Sex and Race/Ethnicity Differences in CAD Outcomes
Do coronary artery disease (CAD) health disparities exist for sex, race, and ethnic distributions among US hospitals?
Data from the Get With The Guidelines–Coronary Artery Disease registry were linked with Medicare inpatient data for the present analysis. Patients ages ≥65 years admitted to one of 366 US hospitals for CAD were included. The primary outcome was mortality disparities of sex, race/ethnicity, and geographic region with 3-year mortality. Quality care metrics were examined as mediators of the outcome. These included: 1) aspirin within 24 hours; 2) aspirin on hospital discharge; 3) beta-blocker on hospital discharge; 4) angiotensin-converting enzyme inhibitor/angiotensin-receptor blocker for patients with low ejection fraction on hospital discharge; 5) smoking cessation counseling; and 6) lipid-lowering medications.
A total of 49,358 patients, ages ≥65 years admitted to 366 US hospitals between 2003 and 2009 were included. During 3 years of follow-up, 16,130 (32.7%) deaths were identified; 8,323 (35.6%) were women and 7,807 (30.8%) were men. African American and Asian patients displayed the highest unadjusted mortality rates (38.5% and 38.3%, respectively), followed by white (32.3%) and Hispanic (29.8%) patients. Women were less likely to receive optimal care as compared to men (odds ratio [OR], 0.92; 95% confidence interval [CI], 0.88-0.95; p < 0.0001). Furthermore, women who did not receive optimal care experienced a higher mortality (OR, 1.25; 95% CI, 1.00-1.55; p = 0.05, p for interaction = 0.04). Approximately 69% of the sex disparity may potentially be reduced by providing optimal quality of care to women. Quality of care did not differ across racial/ethnic groups or geographic regions. African Americans were more likely to die than whites (OR, 1.33; 95% CI, 1.21-1.46; p < 0.0001). This disparity persisted regardless of the quality of care received.
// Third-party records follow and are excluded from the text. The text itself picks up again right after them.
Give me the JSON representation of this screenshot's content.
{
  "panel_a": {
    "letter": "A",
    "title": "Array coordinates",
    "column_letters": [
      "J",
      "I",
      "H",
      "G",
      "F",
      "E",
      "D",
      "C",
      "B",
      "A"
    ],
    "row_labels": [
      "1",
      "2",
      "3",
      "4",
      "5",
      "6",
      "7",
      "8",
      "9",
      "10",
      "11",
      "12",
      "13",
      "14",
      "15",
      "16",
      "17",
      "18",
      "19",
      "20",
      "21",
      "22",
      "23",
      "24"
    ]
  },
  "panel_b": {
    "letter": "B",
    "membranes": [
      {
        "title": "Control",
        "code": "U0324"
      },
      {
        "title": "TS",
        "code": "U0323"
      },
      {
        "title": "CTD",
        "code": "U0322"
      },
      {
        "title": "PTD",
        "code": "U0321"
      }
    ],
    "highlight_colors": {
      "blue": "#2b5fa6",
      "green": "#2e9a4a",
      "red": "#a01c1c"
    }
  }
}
The investigators concluded that women were less likely to receive optimal care at time of discharge compared to men. Differences in mortality between the sexes may be reduced by providing equitable and optimal care to all patients. In contrast, the higher mortality observed in African American patients appears not to be explained by disparities in quality of care.
These data suggest that differences in mortality between sexes may be reduced by interventions to improve quality of care. However, additional factors may be contributing to racial disparities in mortality. Further research is warranted.